岩波ホールでは9/15までなので、あわてて見に行く。
詩人として、あるいは才ある喪女としてあの時代に生きることの困難さはじゅうぶん、描かれていると思う。けれど、元英米文学専攻としては、エミリ・ディキンスンについての史実として知られていることと違うことがいろいろと起こるので、戸惑った。特に映画後半。
ディキンスンには兄嫁との同性愛説も囁かれてきたけれど、わたしはむしろ、彼女の死後にその詩作を文芸評論家のヒギンスンと編集し、詩集として出版するために原稿整理を行ったトッド夫人との間に、プラトニックで濃い交情があったのでは、と妄想しているので、そのトッド夫人が兄の不倫相手として出現し、かつディキンスンからは詩作を分かち合うような価値のない女として捉えられている描写に混乱した。
兄嫁についても、そもそもはディキンスンの親友だったのが兄と結婚したのが、映画では兄との結婚によって知り合ったように描かれているし、ツイッターで「この映画にディキンスンはいない」と、失望を吐露したひとがいるのも、だからまあ、わかる。

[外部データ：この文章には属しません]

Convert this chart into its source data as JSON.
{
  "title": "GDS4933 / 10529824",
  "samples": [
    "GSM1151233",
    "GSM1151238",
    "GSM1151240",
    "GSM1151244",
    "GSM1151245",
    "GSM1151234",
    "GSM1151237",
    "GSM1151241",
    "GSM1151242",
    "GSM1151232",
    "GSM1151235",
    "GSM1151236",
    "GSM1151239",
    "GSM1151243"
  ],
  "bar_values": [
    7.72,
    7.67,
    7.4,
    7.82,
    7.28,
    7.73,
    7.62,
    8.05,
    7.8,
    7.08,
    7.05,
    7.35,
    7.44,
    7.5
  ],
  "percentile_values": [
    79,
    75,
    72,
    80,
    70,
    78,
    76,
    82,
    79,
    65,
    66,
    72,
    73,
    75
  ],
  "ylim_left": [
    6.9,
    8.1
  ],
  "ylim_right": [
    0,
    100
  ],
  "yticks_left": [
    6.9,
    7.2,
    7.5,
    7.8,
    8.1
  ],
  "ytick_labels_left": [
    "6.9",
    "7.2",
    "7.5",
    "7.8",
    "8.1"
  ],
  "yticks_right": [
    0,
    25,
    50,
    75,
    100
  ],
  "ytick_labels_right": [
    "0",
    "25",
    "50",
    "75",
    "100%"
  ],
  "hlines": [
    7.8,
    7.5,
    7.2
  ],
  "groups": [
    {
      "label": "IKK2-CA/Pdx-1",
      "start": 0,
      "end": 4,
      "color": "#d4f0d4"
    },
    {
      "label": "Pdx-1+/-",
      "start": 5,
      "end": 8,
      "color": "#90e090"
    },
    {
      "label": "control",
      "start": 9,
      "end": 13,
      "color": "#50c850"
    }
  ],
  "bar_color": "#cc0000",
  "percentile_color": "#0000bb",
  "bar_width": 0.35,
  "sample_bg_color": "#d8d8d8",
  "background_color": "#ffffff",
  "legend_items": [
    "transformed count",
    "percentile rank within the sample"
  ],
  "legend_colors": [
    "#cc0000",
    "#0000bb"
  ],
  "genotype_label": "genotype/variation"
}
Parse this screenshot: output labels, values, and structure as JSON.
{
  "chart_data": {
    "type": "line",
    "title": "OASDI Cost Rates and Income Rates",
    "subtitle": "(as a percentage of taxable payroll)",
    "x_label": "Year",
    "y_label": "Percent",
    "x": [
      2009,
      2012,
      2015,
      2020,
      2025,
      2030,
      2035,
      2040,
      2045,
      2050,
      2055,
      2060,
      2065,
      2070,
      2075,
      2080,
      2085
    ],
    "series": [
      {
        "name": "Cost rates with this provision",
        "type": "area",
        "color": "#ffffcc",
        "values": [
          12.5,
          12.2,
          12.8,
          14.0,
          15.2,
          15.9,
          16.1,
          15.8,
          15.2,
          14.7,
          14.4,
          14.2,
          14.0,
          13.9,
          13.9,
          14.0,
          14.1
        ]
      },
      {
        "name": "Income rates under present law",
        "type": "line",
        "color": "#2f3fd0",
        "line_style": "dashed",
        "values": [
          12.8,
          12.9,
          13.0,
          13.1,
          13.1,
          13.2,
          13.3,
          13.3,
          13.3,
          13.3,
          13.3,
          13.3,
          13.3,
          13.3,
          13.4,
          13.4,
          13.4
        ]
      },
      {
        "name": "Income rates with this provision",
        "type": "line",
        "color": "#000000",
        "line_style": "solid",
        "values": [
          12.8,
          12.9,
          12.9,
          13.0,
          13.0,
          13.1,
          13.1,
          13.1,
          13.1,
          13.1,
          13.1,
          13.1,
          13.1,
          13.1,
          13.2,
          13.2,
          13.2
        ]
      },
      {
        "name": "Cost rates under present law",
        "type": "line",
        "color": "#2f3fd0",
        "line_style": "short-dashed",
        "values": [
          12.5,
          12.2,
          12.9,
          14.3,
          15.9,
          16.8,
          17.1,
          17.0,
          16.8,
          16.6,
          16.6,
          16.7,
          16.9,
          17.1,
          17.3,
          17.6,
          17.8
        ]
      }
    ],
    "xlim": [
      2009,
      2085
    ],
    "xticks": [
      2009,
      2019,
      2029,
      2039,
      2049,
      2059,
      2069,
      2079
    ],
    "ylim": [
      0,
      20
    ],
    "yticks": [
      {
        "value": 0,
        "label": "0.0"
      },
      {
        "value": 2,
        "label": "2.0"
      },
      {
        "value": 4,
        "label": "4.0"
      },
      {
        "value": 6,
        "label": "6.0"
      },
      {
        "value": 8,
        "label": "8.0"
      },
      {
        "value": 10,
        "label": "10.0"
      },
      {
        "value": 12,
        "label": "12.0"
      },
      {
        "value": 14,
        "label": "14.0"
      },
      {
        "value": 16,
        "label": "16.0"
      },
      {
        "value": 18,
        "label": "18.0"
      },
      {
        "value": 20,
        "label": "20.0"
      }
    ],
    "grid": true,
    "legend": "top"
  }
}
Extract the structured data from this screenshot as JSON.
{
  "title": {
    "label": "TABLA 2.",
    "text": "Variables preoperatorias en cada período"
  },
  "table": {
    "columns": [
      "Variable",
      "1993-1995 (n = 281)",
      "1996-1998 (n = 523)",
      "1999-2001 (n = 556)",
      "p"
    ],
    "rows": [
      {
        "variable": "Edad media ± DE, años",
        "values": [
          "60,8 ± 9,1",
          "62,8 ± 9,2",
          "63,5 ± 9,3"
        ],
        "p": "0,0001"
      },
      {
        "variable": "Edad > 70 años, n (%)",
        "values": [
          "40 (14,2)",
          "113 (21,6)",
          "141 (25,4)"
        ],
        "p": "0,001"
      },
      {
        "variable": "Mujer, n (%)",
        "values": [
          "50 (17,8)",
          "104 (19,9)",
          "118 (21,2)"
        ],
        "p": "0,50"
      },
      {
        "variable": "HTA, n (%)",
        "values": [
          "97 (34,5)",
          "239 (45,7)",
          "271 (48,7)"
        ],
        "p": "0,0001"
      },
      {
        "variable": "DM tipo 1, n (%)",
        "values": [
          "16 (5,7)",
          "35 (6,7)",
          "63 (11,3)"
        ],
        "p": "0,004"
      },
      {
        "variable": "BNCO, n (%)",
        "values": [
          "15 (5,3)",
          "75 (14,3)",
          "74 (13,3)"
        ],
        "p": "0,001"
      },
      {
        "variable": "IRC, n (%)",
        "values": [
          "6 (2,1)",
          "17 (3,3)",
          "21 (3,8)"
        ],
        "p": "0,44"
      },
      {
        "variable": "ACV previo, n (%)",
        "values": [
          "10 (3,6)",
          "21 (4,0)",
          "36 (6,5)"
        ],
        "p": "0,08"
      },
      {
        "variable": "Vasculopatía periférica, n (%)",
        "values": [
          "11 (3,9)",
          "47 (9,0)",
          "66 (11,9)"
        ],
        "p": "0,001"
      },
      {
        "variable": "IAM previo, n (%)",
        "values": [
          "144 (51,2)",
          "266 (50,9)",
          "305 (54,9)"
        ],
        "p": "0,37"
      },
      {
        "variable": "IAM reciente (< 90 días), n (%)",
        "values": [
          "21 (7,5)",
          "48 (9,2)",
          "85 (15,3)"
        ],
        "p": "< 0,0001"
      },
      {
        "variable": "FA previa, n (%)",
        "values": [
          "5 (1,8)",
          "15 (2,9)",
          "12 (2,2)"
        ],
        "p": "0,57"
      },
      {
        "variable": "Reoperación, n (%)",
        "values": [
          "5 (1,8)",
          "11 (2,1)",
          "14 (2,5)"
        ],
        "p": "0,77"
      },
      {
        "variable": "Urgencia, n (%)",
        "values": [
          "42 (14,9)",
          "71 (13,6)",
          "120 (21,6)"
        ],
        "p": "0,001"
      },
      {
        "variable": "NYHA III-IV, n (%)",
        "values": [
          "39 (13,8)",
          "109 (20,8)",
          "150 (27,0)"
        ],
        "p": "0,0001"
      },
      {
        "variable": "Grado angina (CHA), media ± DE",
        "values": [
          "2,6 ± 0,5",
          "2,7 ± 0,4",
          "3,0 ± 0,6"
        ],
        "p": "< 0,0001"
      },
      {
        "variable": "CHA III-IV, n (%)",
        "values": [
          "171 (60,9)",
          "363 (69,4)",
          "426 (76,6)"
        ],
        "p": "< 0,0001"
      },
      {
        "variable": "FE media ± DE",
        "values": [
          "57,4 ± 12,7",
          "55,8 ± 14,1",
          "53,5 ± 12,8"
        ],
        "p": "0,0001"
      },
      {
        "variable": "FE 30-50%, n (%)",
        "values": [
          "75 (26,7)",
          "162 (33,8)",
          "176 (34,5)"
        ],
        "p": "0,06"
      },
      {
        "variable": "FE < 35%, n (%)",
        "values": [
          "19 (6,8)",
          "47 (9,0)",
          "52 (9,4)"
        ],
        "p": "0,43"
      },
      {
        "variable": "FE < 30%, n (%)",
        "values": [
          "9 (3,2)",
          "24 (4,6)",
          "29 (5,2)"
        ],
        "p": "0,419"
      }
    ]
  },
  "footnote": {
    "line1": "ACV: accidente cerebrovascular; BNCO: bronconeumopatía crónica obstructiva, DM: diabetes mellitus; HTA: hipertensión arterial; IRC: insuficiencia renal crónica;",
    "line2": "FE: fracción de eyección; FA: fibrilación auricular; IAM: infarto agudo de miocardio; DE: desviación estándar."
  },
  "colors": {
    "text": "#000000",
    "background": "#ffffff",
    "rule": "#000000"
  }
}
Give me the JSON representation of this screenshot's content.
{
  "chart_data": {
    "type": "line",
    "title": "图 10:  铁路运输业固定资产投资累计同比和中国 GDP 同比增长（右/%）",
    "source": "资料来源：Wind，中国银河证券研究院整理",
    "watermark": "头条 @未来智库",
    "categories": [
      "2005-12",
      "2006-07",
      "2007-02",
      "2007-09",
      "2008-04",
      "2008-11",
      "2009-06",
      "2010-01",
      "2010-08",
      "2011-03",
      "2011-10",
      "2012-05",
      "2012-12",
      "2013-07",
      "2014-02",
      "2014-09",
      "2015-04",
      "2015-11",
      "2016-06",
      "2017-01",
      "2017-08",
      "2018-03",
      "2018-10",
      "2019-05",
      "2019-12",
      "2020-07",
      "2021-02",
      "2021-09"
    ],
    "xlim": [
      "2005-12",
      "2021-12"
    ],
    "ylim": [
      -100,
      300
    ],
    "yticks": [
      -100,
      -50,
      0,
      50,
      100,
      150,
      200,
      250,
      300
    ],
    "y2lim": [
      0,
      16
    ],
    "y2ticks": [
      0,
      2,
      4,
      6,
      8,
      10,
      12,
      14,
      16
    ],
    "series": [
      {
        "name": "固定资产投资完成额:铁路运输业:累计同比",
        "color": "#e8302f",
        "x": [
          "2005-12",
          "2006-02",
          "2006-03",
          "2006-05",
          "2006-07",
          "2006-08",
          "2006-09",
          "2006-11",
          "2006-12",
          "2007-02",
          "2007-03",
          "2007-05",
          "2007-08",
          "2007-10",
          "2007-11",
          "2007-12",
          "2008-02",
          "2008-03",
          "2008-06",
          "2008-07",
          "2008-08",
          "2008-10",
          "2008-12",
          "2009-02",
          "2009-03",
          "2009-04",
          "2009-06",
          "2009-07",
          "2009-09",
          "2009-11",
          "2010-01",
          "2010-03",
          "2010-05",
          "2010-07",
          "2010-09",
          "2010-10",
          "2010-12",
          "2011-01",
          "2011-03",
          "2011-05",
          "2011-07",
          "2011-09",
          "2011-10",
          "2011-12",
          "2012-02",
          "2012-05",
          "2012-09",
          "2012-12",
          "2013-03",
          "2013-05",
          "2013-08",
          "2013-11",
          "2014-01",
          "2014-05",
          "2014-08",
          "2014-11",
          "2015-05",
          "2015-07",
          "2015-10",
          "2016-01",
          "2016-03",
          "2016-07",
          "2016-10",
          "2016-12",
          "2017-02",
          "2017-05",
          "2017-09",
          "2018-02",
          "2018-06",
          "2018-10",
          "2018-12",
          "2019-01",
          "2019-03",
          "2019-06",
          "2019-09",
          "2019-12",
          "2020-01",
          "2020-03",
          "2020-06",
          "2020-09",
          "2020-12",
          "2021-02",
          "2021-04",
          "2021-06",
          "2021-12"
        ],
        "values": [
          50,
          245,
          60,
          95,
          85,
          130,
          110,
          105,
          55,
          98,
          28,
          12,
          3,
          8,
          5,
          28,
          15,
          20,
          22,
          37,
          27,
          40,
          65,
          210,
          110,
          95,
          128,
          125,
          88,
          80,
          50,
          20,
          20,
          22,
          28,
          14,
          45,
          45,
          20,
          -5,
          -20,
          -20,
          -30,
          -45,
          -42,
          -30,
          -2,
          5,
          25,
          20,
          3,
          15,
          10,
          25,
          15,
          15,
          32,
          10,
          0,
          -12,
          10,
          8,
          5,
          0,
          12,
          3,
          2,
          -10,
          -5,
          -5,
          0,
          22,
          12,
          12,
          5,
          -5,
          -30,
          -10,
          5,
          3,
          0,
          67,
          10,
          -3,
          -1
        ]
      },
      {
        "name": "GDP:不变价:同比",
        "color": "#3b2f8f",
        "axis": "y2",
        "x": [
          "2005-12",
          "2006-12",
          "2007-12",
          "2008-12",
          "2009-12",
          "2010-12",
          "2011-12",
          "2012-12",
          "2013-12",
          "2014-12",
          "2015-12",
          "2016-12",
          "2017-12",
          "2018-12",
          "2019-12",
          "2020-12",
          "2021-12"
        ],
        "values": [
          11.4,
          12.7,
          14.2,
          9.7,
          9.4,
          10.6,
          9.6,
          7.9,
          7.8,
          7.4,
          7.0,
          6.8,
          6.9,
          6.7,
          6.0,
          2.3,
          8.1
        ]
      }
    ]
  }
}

真性喪女に生まれ付くということは上流階級の出であっても救いにはならない、という非常に残酷な現実が、上記のフィクションを突き抜けて、ただただ迫ってくる。むしろ、鋭い才能があり、それを詩作のかたちにできる余裕のある生活だからこそ、喪女としてさらに自分で自分を追い詰めてしまったのではないかと。
ディキンスンのような才能はないのに、自分の中にも加齢によりあのように偏屈になりうる喪女性・喪男性はある、という人間にとっては厳しい一本。